Es la imagen de la familia ideal. Ninguno de ellos tiene nombre y
apellido, ni domicilio, son seres anónimos. Sin embargo, parecen conocernos a
todos, conocen nuestras necesidades y preferencias.
El modelo de familia que presenta la publicidad, resulta interesado
para quienes lo promocionan. Más que hacernos felices pretenden convertirnos en
consumidores de esto y de lo otro.
Por otra parte también se nos habla de la familia desde otra
experiencia. Digamos desde el reverso de la moneda: violencia doméstica,
rupturas matrimoniales, hijos problemáticos...
Cerca de nosotros, en Andalucía, 26.126 parejas rompieron su
compromiso matrimonial en 2005.
Estas dos imágenes de la familia aparecen ante el público en general
y, especialmente, ante la juventud como otras tantas realidades sociales a
imitar. En este caso el matrimonio y la familia más parecen sociedades de
producción y consumo: en la medida en que resultan útiles a los miembros se
mantiene; en caso de pérdida, se “cierra”.

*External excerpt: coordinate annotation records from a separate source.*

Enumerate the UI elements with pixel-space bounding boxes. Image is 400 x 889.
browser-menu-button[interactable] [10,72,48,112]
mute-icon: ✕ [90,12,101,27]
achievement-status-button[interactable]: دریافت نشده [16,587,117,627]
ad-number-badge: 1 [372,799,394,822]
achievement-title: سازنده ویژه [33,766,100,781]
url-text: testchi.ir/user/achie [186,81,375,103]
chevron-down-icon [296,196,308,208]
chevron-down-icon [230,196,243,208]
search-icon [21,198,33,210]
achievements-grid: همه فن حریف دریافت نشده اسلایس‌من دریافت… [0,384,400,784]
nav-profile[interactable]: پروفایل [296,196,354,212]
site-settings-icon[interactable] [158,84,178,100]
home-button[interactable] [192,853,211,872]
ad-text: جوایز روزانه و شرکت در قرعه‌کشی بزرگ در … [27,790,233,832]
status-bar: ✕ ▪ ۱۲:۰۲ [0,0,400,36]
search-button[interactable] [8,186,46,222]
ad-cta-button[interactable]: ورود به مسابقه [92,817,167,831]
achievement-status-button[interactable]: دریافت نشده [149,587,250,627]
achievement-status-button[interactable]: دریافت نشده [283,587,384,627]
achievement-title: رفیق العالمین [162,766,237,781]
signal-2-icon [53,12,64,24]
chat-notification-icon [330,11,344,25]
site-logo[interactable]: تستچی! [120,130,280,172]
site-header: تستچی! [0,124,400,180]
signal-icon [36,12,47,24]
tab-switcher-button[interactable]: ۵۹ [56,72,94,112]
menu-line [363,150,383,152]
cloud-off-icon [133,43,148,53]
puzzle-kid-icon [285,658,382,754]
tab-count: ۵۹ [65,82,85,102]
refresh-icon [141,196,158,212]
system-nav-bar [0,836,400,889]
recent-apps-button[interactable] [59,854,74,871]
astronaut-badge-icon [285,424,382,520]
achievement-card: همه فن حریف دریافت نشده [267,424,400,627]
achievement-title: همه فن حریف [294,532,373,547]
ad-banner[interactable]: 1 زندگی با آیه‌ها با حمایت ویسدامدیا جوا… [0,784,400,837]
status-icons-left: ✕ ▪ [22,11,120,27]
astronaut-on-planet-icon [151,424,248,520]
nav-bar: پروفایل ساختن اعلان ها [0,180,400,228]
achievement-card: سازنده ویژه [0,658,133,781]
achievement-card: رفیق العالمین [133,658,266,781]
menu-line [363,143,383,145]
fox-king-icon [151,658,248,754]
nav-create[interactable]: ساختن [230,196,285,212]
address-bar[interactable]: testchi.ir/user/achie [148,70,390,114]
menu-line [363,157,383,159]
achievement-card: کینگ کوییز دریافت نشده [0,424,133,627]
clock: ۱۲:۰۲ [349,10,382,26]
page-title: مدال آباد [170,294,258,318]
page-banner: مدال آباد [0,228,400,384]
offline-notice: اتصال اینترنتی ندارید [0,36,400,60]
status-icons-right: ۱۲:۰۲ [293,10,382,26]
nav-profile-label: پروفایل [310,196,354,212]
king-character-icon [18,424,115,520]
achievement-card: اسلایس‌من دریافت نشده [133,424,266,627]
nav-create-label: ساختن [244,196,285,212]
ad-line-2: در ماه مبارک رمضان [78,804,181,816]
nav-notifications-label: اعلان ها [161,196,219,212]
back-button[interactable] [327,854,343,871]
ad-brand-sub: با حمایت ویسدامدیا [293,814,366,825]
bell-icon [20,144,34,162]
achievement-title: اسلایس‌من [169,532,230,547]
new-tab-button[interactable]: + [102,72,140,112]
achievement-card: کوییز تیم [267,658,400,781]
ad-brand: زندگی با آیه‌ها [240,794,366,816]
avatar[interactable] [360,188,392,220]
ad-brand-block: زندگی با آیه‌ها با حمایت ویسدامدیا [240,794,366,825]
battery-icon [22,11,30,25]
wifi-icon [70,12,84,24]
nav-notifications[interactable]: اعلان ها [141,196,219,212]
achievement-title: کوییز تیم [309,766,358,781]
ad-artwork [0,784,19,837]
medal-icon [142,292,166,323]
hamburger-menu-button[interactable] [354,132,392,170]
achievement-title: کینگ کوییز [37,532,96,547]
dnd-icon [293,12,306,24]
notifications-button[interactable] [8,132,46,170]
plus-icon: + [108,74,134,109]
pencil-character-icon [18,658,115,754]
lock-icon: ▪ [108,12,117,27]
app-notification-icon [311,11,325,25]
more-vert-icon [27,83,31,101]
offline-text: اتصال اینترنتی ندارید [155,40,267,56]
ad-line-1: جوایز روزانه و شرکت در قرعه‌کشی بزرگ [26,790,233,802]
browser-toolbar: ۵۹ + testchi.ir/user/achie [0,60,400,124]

De todas las agrupaciones humanas la familia es la más completa para
el individuo. Satisface sus necesidades básicas tanto materiales, como morales
y espirituales. Es la más rica en recursos para el desarrollo de la
personalidad de sus miembros: la confianza mutua entre ellos crea un ambiente
favorable para la libertad, la espontaneidad y las iniciativas.
Esta realidad sociológica es el fundamento de la inmensa mayoría de
las familias de todas las épocas y de todos los pueblos ¿puede haber algo más?. Sin duda. El impulso que une a quienes la forman: el
amor.
Su fuerza y sus consecuencias prácticas unen a todos los que se
sienten familia, y eso es lo que los hace felices.
S. S. Juan Pablo II añadió un matiz más que hace práctico y
consistente el amor en la familia: la comunión. El amor no es sólo comunicación
de sentimientos, es, además, la solidaridad con los afectos, sufrimientos,
afanes... de cada uno de los miembros que la forman.
Muchos siglos han pasado desde que el ser humano logró crear la
institución familiar. Destruir la familia es volver al principio del tiempo,
cuando el hombre deambulaba solitario por los páramos del planeta sin
distinguir si la sombra que le acechaba era un animal salvaje o un semejante:
los dos podían ser sus enemigos.
En esta encrucijada se encuentran muchos jóvenes. No todos los modelos
de familia que observan pueden hacerles feliz. El que planteamos como comunión,
fundada en el amor, nos acerca a la felicidad anhelada. Quien lo ha probado, lo
sabe.
José Robles Gómez
Quienes hablan contra la familia no saben lo que hacen, porque
no saben lo que deshacen. CHESTERTON.
Si Dios te ha regalado un hijo...tiembla...porque no solo serás
su padre y su amigo, sino también su ejemplo.